The GLD was the first ETF to track a commodity

by Adam Warner

Published on Nov 18, 2014 at 9:22 AM
Updated on Apr 20, 2015 at 5:10 PM

Happy 10th anniversary to the SPDR Gold Trust (ETF) (NYSEARCA:GLD)! (Click chart to enlarge.)

GLD Since 2004

In 2014, we pretty much take for granted that we can turn anything into a tradable exchange-traded fund (ETF). But back in 2004, it was a very new, and somewhat controversial, topic. GLD was the first ETF to track a commodity, and it arguably remains the most successful ETF ever, if you judge that by its success at tracking some sort of underlying asset (and adjusting it for degree of difficulty, since it's easier to track a stock index than a commodity). GLD is backed by actual, physical gold. You could theoretically redeem it from a vault in London. In contrast, the United States Oil Fund LP (ETF) (NYSEARCA:USO) tracks crude futures and has had similar contango issues to the iPath S&P 500 VIX Short-Term Futures ETN (VXX). That's the good news on GLD. The bad news is also that it tracks spot gold very well. That hasn't helped anyone much in 2014. (Click chart to enlarge.)

GLD In 2014

We're "off the lows," as they often say on TV. But, we're not off by much. The low was only two weeks ago, and about 4% lower. It's still down 2% on the year, and about 15% off its 2014 highs. But, if you like volatility, it's not so bad. Ten-day realized volatility sits at 14-month highs, and the GLD "VIX" is at the highest point in 2014.

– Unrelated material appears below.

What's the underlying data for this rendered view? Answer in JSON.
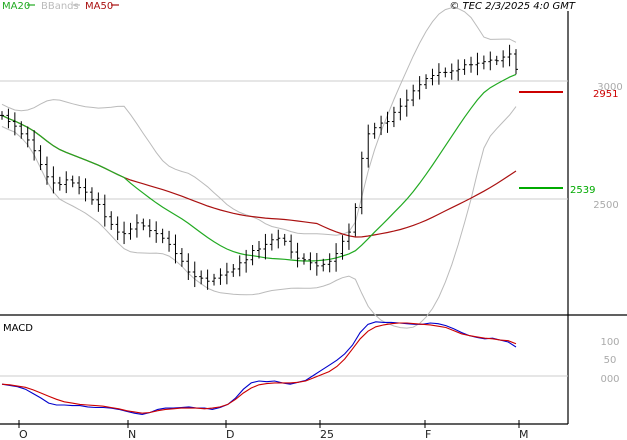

Volume in GLD hasn't done well this year, though. In fact, it never recovered from levels in the spike in early 2013. And that in turn was dwarfed by volume in the run-up that peaked in 2011. That's especially alarming when you dollar-weight that volume. GLD was 55% higher then, and the volume was about four times our current levels. That's very much the opposite sort of trend we see in VXX, as dollar-weighted volume sets records every time volatility spikes a bit.

Perhaps this is more than a coincidence. There was a time that gold was held as a general portfolio hedge. And then along came the concept of volatility as an asset class. And of course the Chicago Board Options Exchange (CBOE) created myriad ways to actually buy and sell volatility more directly. So, I have to think the tradable CBOE Volatility Index (VIX) complex has soaked up lots of money that may have gone into GLD over the years.

Gold is, of course, traditionally an inflation hedge as well. So, even in a world without VXX, GLD wouldn't have served as a good counter-balance in deflationary times. Very tough to know, though -- there's no "control" universe where we can monitor GLD minus the VIXes. Going forward, GLD remains a great way to buy and sell gold. But gold itself dances more like a currency over time and much less like anything stock-related.

Disclaimer: Mr. Warner's opinions expressed above do not necessarily represent the views of Schaeffer's Investment Research.